Wednesday, May 09, 2007

Sean's Post

I think the connection to Hal's term paper that A. "Dove" Lempke made is rather insightful, and of considerable import to our discussions regarding the subjective and objective nature of various characters. In his paper, Hal makes a distinction between the modern hero, chief Steve Mcgarret of Hawaii 5-oh, and the post modern hero Frank Furillo of Hill Street Blues. He states that McGarret, the hero of action takes charge, acting upon others, as the subject, while the retiring Furillo is acted upon, is the object of forces outside, and greater than, himself. Moreover McGarret acts on the basis of actual evidence, objective evidence. This creates a sliding scale, where as time goes on American heroes become increasingly the object of others. This is explored to its greatest possible degree in Gatley, who is entirely subject to, and the object of others machinations. Even his infirmity is brought about by external forces.
Throughout the story we can see that various characters are reduced to objects by external forces. It is the nature of addiction that the addict surrenders their ego to a greater force, allows the addiction to suppress their fundamental sense of self. Even AA requires the surrender of dominion to the divine. The characters are essentially buffeted by a perfect storm of external forces that keep them from ever acting with facility in their own interest.
In response to the point raised by Cory about Canadians/Americans, I would say that Americans as we see them are objects, while the separatists are as much subjects we can find. (Please note that I said objects and subjects rather than objective and subjective, which would have the opposite meaning that I intend here.
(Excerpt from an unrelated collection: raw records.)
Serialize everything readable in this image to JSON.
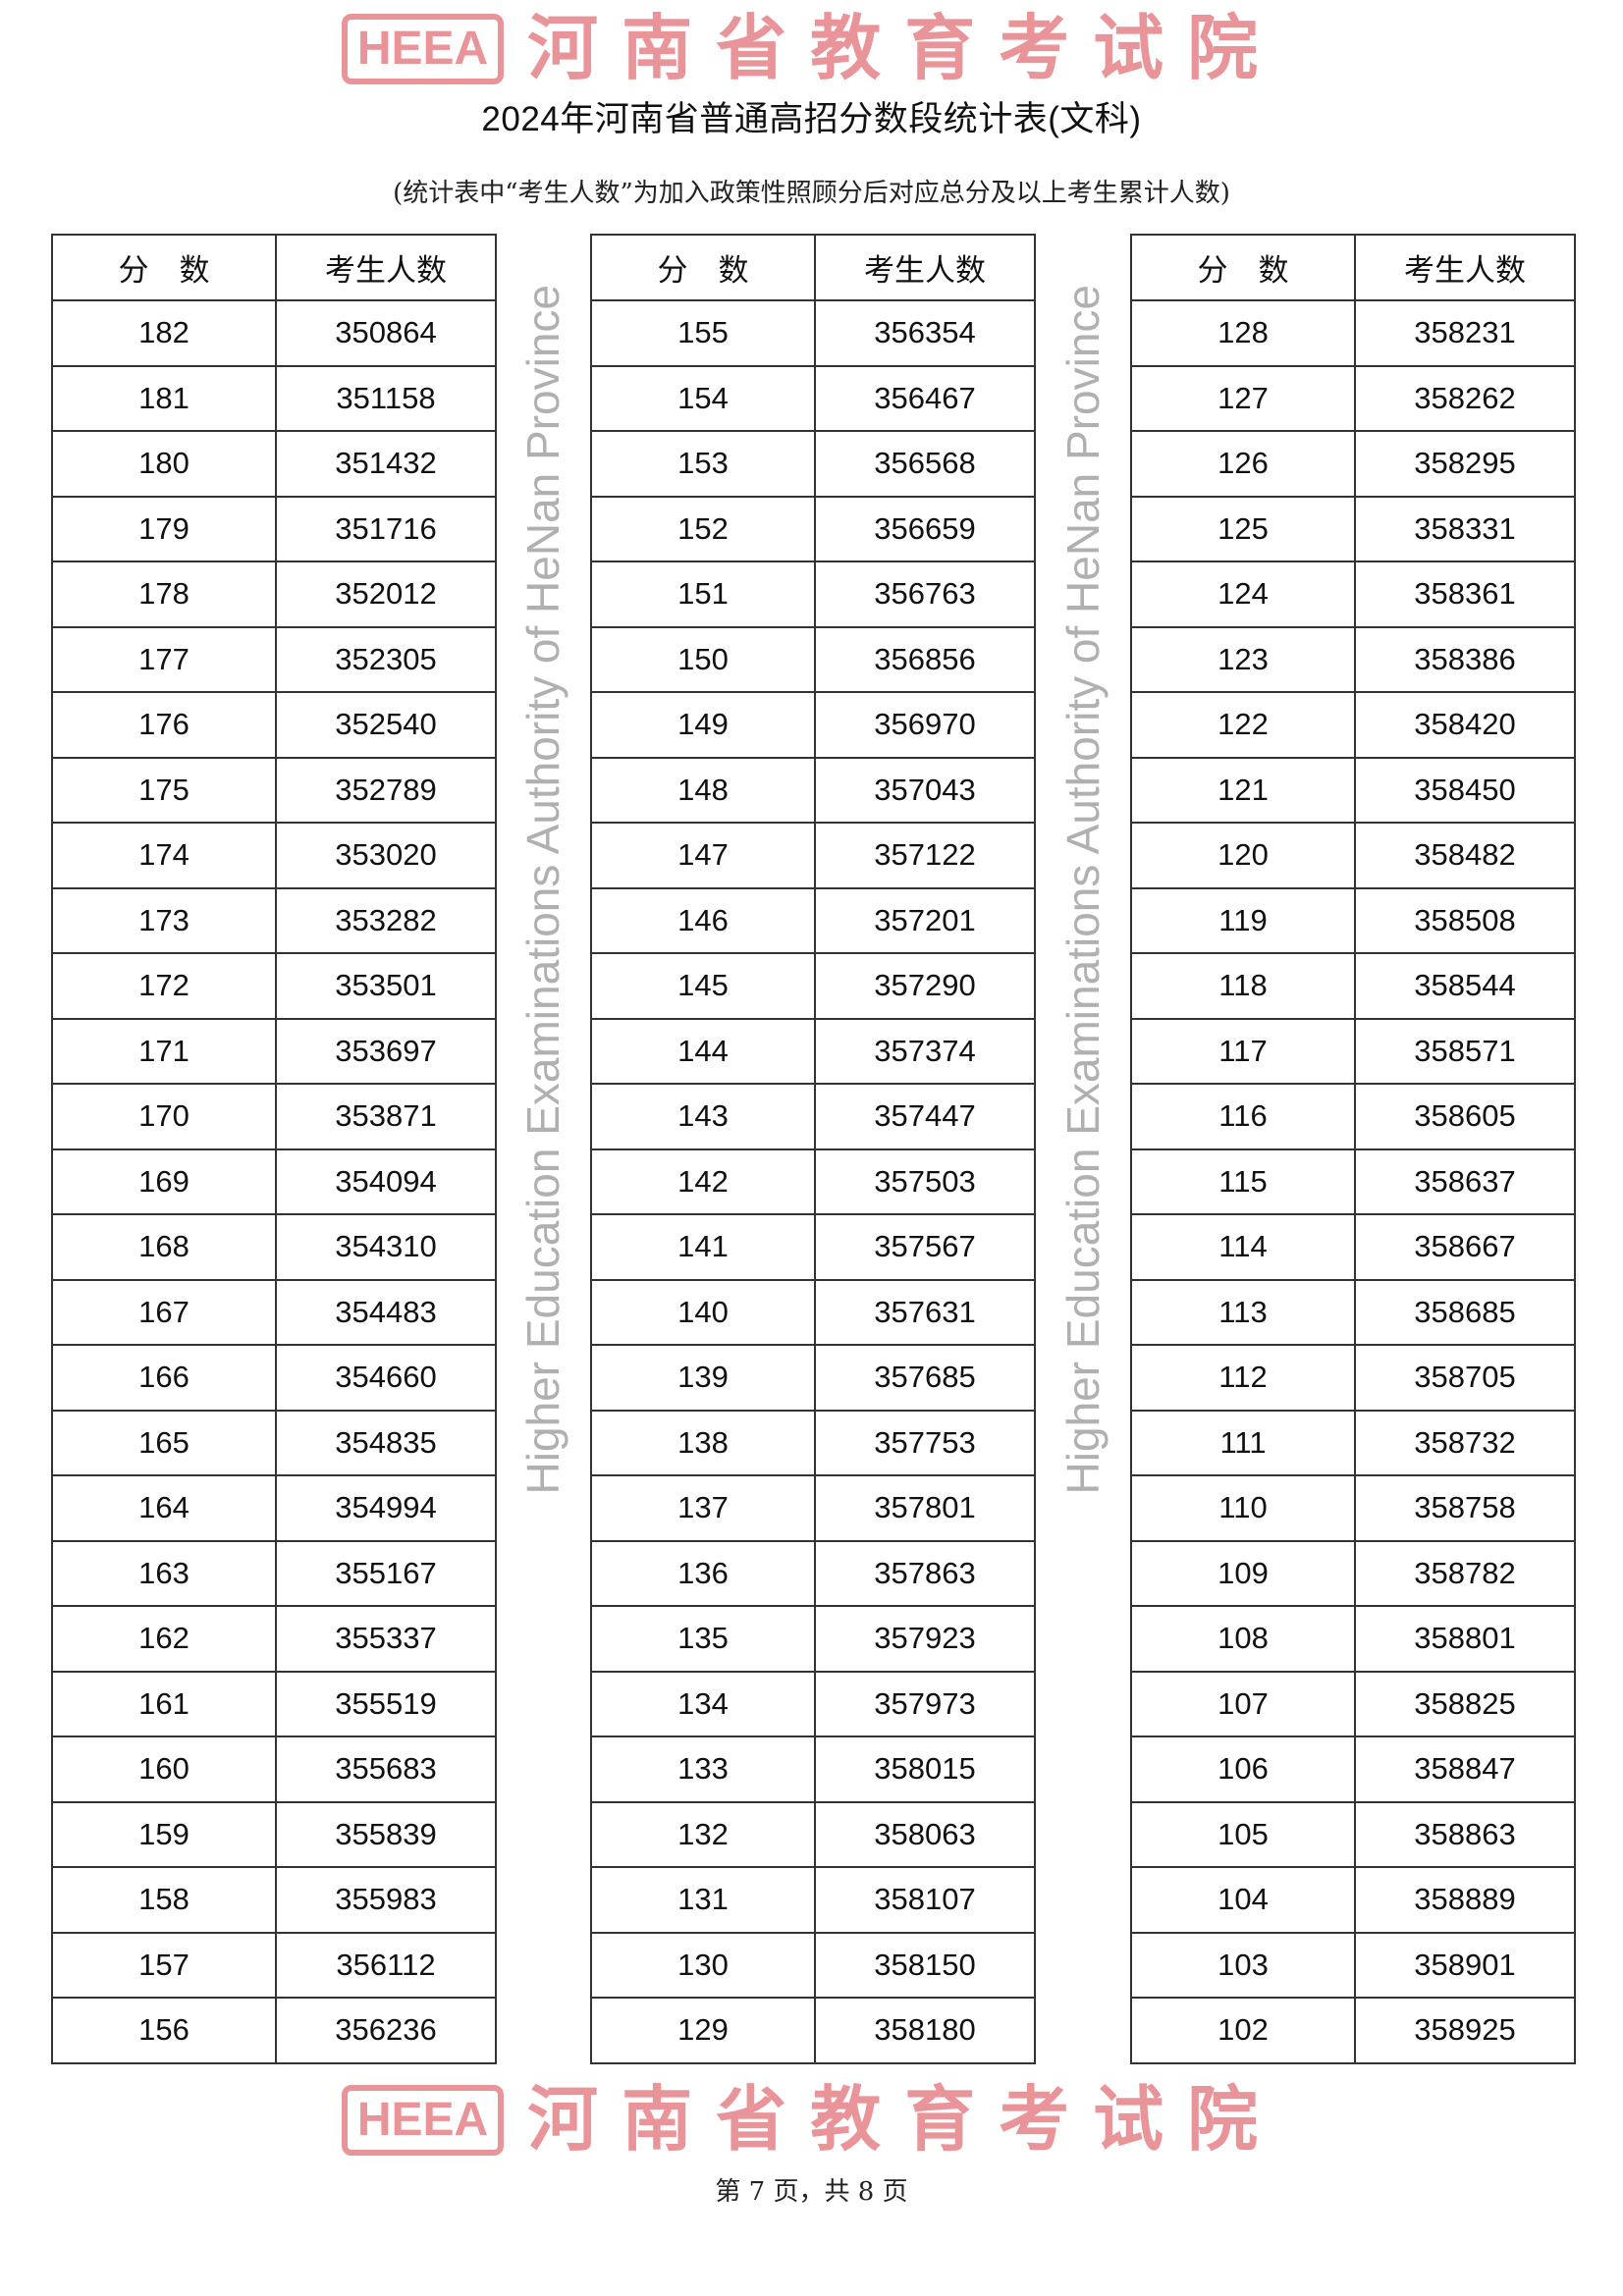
{
  "title": "2024年河南省普通高招分数段统计表(文科)",
  "subtitle": "(统计表中“考生人数”为加入政策性照顾分后对应总分及以上考生累计人数)",
  "headers": {
    "score": "分　数",
    "count": "考生人数"
  },
  "tables": [
    {
      "rows": [
        [
          "182",
          "350864"
        ],
        [
          "181",
          "351158"
        ],
        [
          "180",
          "351432"
        ],
        [
          "179",
          "351716"
        ],
        [
          "178",
          "352012"
        ],
        [
          "177",
          "352305"
        ],
        [
          "176",
          "352540"
        ],
        [
          "175",
          "352789"
        ],
        [
          "174",
          "353020"
        ],
        [
          "173",
          "353282"
        ],
        [
          "172",
          "353501"
        ],
        [
          "171",
          "353697"
        ],
        [
          "170",
          "353871"
        ],
        [
          "169",
          "354094"
        ],
        [
          "168",
          "354310"
        ],
        [
          "167",
          "354483"
        ],
        [
          "166",
          "354660"
        ],
        [
          "165",
          "354835"
        ],
        [
          "164",
          "354994"
        ],
        [
          "163",
          "355167"
        ],
        [
          "162",
          "355337"
        ],
        [
          "161",
          "355519"
        ],
        [
          "160",
          "355683"
        ],
        [
          "159",
          "355839"
        ],
        [
          "158",
          "355983"
        ],
        [
          "157",
          "356112"
        ],
        [
          "156",
          "356236"
        ]
      ]
    },
    {
      "rows": [
        [
          "155",
          "356354"
        ],
        [
          "154",
          "356467"
        ],
        [
          "153",
          "356568"
        ],
        [
          "152",
          "356659"
        ],
        [
          "151",
          "356763"
        ],
        [
          "150",
          "356856"
        ],
        [
          "149",
          "356970"
        ],
        [
          "148",
          "357043"
        ],
        [
          "147",
          "357122"
        ],
        [
          "146",
          "357201"
        ],
        [
          "145",
          "357290"
        ],
        [
          "144",
          "357374"
        ],
        [
          "143",
          "357447"
        ],
        [
          "142",
          "357503"
        ],
        [
          "141",
          "357567"
        ],
        [
          "140",
          "357631"
        ],
        [
          "139",
          "357685"
        ],
        [
          "138",
          "357753"
        ],
        [
          "137",
          "357801"
        ],
        [
          "136",
          "357863"
        ],
        [
          "135",
          "357923"
        ],
        [
          "134",
          "357973"
        ],
        [
          "133",
          "358015"
        ],
        [
          "132",
          "358063"
        ],
        [
          "131",
          "358107"
        ],
        [
          "130",
          "358150"
        ],
        [
          "129",
          "358180"
        ]
      ]
    },
    {
      "rows": [
        [
          "128",
          "358231"
        ],
        [
          "127",
          "358262"
        ],
        [
          "126",
          "358295"
        ],
        [
          "125",
          "358331"
        ],
        [
          "124",
          "358361"
        ],
        [
          "123",
          "358386"
        ],
        [
          "122",
          "358420"
        ],
        [
          "121",
          "358450"
        ],
        [
          "120",
          "358482"
        ],
        [
          "119",
          "358508"
        ],
        [
          "118",
          "358544"
        ],
        [
          "117",
          "358571"
        ],
        [
          "116",
          "358605"
        ],
        [
          "115",
          "358637"
        ],
        [
          "114",
          "358667"
        ],
        [
          "113",
          "358685"
        ],
        [
          "112",
          "358705"
        ],
        [
          "111",
          "358732"
        ],
        [
          "110",
          "358758"
        ],
        [
          "109",
          "358782"
        ],
        [
          "108",
          "358801"
        ],
        [
          "107",
          "358825"
        ],
        [
          "106",
          "358847"
        ],
        [
          "105",
          "358863"
        ],
        [
          "104",
          "358889"
        ],
        [
          "103",
          "358901"
        ],
        [
          "102",
          "358925"
        ]
      ]
    }
  ],
  "footer": "第 7 页，共 8 页",
  "watermark": {
    "logo": "HEEA",
    "cn": "河南省教育考试院",
    "en": "Higher Education Examinations Authority of HeNan Province",
    "color": "#d73c46"
  }
}
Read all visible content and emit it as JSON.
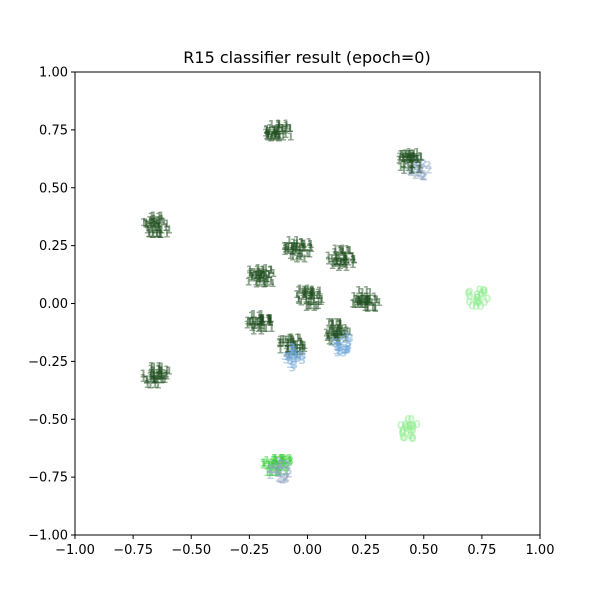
{
  "chart_data": {
    "type": "scatter",
    "title": "R15 classifier result (epoch=0)",
    "xlabel": "",
    "ylabel": "",
    "xlim": [
      -1.0,
      1.0
    ],
    "ylim": [
      -1.0,
      1.0
    ],
    "grid": false,
    "marker_style": "text labels showing predicted class",
    "xticks": [
      "−1.00",
      "−0.75",
      "−0.50",
      "−0.25",
      "0.00",
      "0.25",
      "0.50",
      "0.75",
      "1.00"
    ],
    "yticks": [
      "−1.00",
      "−0.75",
      "−0.50",
      "−0.25",
      "0.00",
      "0.25",
      "0.50",
      "0.75",
      "1.00"
    ],
    "label_colors": {
      "11": "#1e4d1e",
      "0": "#90ee90",
      "3": "#6fa8dc",
      "13": "#32cd32",
      "2": "#8fa6c4"
    },
    "clusters": [
      {
        "label": "11",
        "x": -0.13,
        "y": 0.72
      },
      {
        "label": "11",
        "x": -0.65,
        "y": 0.32
      },
      {
        "label": "11",
        "x": -0.65,
        "y": -0.33
      },
      {
        "label": "11",
        "x": -0.04,
        "y": 0.22
      },
      {
        "label": "11",
        "x": 0.15,
        "y": 0.18
      },
      {
        "label": "11",
        "x": -0.2,
        "y": 0.1
      },
      {
        "label": "11",
        "x": 0.01,
        "y": 0.01
      },
      {
        "label": "11",
        "x": 0.25,
        "y": 0.0
      },
      {
        "label": "11",
        "x": -0.2,
        "y": -0.1
      },
      {
        "label": "11",
        "x": -0.07,
        "y": -0.2
      },
      {
        "label": "11",
        "x": 0.12,
        "y": -0.14
      },
      {
        "label": "2",
        "x": 0.48,
        "y": 0.57
      },
      {
        "label": "11",
        "x": 0.44,
        "y": 0.6
      },
      {
        "label": "0",
        "x": 0.73,
        "y": 0.01
      },
      {
        "label": "0",
        "x": 0.44,
        "y": -0.56
      },
      {
        "label": "3",
        "x": 0.15,
        "y": -0.19
      },
      {
        "label": "3",
        "x": -0.06,
        "y": -0.25
      },
      {
        "label": "13",
        "x": -0.13,
        "y": -0.71
      },
      {
        "label": "2",
        "x": -0.12,
        "y": -0.74
      }
    ]
  }
}
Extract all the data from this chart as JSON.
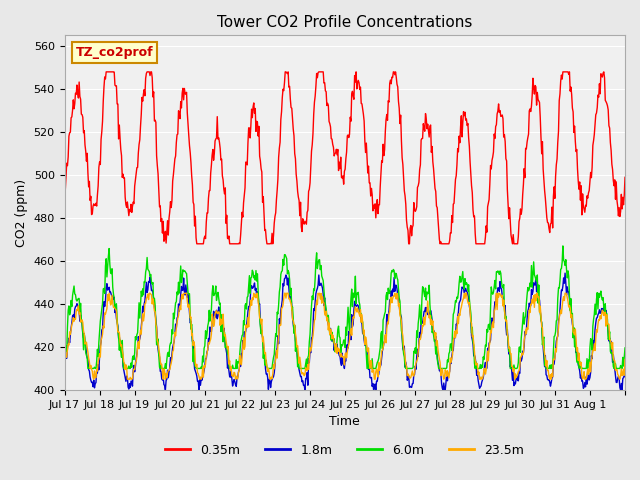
{
  "title": "Tower CO2 Profile Concentrations",
  "xlabel": "Time",
  "ylabel": "CO2 (ppm)",
  "ylim": [
    400,
    565
  ],
  "yticks": [
    400,
    420,
    440,
    460,
    480,
    500,
    520,
    540,
    560
  ],
  "series_colors": {
    "0.35m": "#ff0000",
    "1.8m": "#0000cc",
    "6.0m": "#00dd00",
    "23.5m": "#ffaa00"
  },
  "legend_label": "TZ_co2prof",
  "legend_bg": "#ffffcc",
  "legend_border": "#cc8800",
  "bg_color": "#e8e8e8",
  "plot_bg": "#f0f0f0",
  "n_days": 16,
  "xtick_positions": [
    0,
    1,
    2,
    3,
    4,
    5,
    6,
    7,
    8,
    9,
    10,
    11,
    12,
    13,
    14,
    15,
    16
  ],
  "xtick_labels": [
    "Jul 17",
    "Jul 18",
    "Jul 19",
    "Jul 20",
    "Jul 21",
    "Jul 22",
    "Jul 23",
    "Jul 24",
    "Jul 25",
    "Jul 26",
    "Jul 27",
    "Jul 28",
    "Jul 29",
    "Jul 30",
    "Jul 31",
    "Aug 1",
    ""
  ]
}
The terminology is somewhat muddled.) The Canadians are able to view themselves as agents of their own destiny precisely because they have made the move from subjects to objects, they act upon others rather than being acted upon by external forces, (drugs entertainment etc.) In choosing their temple, they make the conscious choice not to become an object for others to control.


Blogger peter friel said...

Subjectivity or objectivity with respect to one's own temple seems to be a possible method of sorting human population in two truly separate categories: control of one's life, versus a lack of control of one's own life--both of which essentially, do not have the ability to change.